Certes, pour atteindre une « masse critique » de travailleurs formés, notre pays devrait avant tout rénover son Education nationale, et notamment achever le volet qualitatif de la massification scolaire en accroissant les dépenses consacrées à un meilleur suivi personnalisé de l’élève (développement des tutorats et du soutien individuel, réduction du nombre d’élèves par classe, en priorité). Mais cette augmentation des crédits à l’éducation n’a aujourd’hui presque aucune chance de faire l’objet d’un quelconque consensus politique, surtout dans un contexte de contrainte durable de nos finances publiques. Ainsi, les zones d’éducation prioritaires (ZEP) ont été récemment présentées comme un échec, sans qu’on précise qu’elles ne reçoivent que 10 % de moyens supplémentaires par rapport aux autres zones, contre 100 % de moyens supplémentaires dans les dispositifs équivalents de certains pays du nord de l’Europe. Or, les travaux de Thomas Piketty ont montré que passer de classes de 22 à 18 élèves en ZEP réduirait de 40 % l’écart de résultats au CE2 entre écoles en ZEP et hors ZEP.
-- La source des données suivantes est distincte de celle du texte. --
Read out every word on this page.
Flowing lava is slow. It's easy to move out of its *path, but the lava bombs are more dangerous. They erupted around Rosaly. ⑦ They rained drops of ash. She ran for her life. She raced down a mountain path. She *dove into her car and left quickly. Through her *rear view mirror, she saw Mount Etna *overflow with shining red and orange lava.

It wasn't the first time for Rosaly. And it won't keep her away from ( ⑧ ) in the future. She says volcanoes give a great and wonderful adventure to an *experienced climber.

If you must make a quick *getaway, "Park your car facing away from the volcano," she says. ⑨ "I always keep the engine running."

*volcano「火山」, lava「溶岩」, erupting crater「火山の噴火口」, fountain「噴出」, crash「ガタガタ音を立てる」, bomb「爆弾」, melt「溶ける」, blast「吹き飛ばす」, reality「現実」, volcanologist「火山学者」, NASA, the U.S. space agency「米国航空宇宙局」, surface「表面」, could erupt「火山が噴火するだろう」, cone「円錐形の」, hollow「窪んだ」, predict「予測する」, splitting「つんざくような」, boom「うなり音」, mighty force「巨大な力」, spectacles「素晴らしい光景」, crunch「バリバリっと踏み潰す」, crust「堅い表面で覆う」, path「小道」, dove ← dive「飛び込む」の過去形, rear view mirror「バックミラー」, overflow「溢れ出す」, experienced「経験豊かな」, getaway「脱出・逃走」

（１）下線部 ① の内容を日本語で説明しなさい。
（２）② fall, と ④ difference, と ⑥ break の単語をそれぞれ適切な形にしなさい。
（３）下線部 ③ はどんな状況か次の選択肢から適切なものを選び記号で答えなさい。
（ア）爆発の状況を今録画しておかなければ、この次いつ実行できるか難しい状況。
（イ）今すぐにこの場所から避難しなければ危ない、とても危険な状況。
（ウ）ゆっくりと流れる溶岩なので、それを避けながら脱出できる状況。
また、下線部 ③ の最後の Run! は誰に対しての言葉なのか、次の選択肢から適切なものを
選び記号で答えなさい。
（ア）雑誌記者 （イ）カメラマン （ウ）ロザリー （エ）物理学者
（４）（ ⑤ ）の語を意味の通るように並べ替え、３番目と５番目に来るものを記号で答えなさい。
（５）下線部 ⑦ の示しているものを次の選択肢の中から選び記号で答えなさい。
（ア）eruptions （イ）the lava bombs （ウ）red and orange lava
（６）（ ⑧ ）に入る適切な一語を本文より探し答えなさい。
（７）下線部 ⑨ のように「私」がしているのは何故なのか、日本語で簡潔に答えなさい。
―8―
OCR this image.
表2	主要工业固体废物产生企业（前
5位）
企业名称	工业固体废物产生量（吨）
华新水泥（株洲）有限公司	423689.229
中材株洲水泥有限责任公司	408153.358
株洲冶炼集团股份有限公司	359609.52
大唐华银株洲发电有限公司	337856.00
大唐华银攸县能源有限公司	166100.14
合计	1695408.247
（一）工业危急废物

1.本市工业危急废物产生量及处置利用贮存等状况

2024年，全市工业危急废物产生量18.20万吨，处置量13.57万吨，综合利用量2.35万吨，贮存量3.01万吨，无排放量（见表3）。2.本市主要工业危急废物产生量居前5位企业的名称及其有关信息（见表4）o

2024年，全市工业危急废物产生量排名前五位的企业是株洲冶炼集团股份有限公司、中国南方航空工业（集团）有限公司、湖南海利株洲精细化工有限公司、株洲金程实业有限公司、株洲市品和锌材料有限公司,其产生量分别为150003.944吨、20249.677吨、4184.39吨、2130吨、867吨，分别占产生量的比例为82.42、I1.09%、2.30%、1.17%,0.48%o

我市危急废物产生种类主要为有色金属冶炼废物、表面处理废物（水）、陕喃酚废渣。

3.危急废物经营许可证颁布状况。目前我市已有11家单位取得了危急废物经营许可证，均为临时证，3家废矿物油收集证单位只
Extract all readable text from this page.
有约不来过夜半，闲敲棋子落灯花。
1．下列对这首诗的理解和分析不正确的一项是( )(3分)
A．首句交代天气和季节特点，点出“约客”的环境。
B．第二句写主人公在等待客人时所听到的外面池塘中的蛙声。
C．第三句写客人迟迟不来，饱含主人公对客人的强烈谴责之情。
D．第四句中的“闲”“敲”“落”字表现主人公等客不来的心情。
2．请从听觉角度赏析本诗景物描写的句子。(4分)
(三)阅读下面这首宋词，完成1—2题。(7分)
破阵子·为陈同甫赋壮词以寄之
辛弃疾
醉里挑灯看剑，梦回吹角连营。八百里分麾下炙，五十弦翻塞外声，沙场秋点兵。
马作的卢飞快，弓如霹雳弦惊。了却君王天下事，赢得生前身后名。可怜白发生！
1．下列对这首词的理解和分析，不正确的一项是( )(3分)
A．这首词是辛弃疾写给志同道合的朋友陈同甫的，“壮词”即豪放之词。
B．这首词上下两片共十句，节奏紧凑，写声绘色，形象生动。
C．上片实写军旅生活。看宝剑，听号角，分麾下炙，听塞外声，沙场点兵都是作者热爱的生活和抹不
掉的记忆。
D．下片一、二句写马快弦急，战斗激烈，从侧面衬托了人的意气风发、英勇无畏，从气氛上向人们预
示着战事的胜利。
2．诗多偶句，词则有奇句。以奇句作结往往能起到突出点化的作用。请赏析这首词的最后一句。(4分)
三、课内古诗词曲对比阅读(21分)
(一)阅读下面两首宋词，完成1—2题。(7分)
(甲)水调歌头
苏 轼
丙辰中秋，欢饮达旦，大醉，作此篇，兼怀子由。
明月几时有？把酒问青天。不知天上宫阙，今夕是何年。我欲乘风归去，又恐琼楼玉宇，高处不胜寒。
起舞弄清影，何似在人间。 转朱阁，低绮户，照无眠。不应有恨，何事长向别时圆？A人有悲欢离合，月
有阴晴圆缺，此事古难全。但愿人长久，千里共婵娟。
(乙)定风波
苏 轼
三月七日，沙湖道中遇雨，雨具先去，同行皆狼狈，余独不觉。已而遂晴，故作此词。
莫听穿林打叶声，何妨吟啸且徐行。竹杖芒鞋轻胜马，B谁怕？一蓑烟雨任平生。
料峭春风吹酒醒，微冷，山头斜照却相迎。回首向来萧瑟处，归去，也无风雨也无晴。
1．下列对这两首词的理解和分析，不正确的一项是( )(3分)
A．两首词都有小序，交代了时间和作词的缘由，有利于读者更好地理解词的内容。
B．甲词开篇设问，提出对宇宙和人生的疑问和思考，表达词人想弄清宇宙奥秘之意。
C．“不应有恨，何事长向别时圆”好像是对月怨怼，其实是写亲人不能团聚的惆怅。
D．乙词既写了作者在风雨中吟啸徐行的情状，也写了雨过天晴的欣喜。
Par conséquent, il convient désormais d’agir sur le temps périscolaire et postscolaire. Pour une heure passée sur les bancs de l’école, un élève français en passe quatre hors de la classe. A cet égard, l’environnement socio-culturel est un déterminant trop discriminant pour être négligé davantage par la puissance publique. La défiscalisation partielle du soutien scolaire privé ne permet pas à elle seule d’agir massivement en direction des familles modestes. Il faut envisager de développer un corps de professeurs volontaires spécialisés dans le soutien scolaire, encourager des associations d’aide aux devoirs ou de parrainage (notamment parmi les seniors et les étudiants), mieux coordonner les activités des centres de loisirs avec le corps enseignant, multiplier les sorties culturelles hors temps de classe, étendre les heures d’« études » après l’école, ou même augmenter les capacités d’internat pour aider les familles les plus en difficulté. Enfin, pour les jeunes sortis de l’école sans diplôme, il est nécessaire de créer de véritables écoles de la deuxième chance permettant de concilier vie active et préparation de diplômes (CAP, BEP, bac pro ou général), améliorer l’information sur les droits à la formation du salarié dans les entreprises ou les préparations aux concours internes dans les administrations, mais surtout populariser la validation des acquis de l’expérience. La formation initiale ne doit plus rester la pierre de touche de la valeur des travailleurs, au détriment de l’expérience et de la formation continue.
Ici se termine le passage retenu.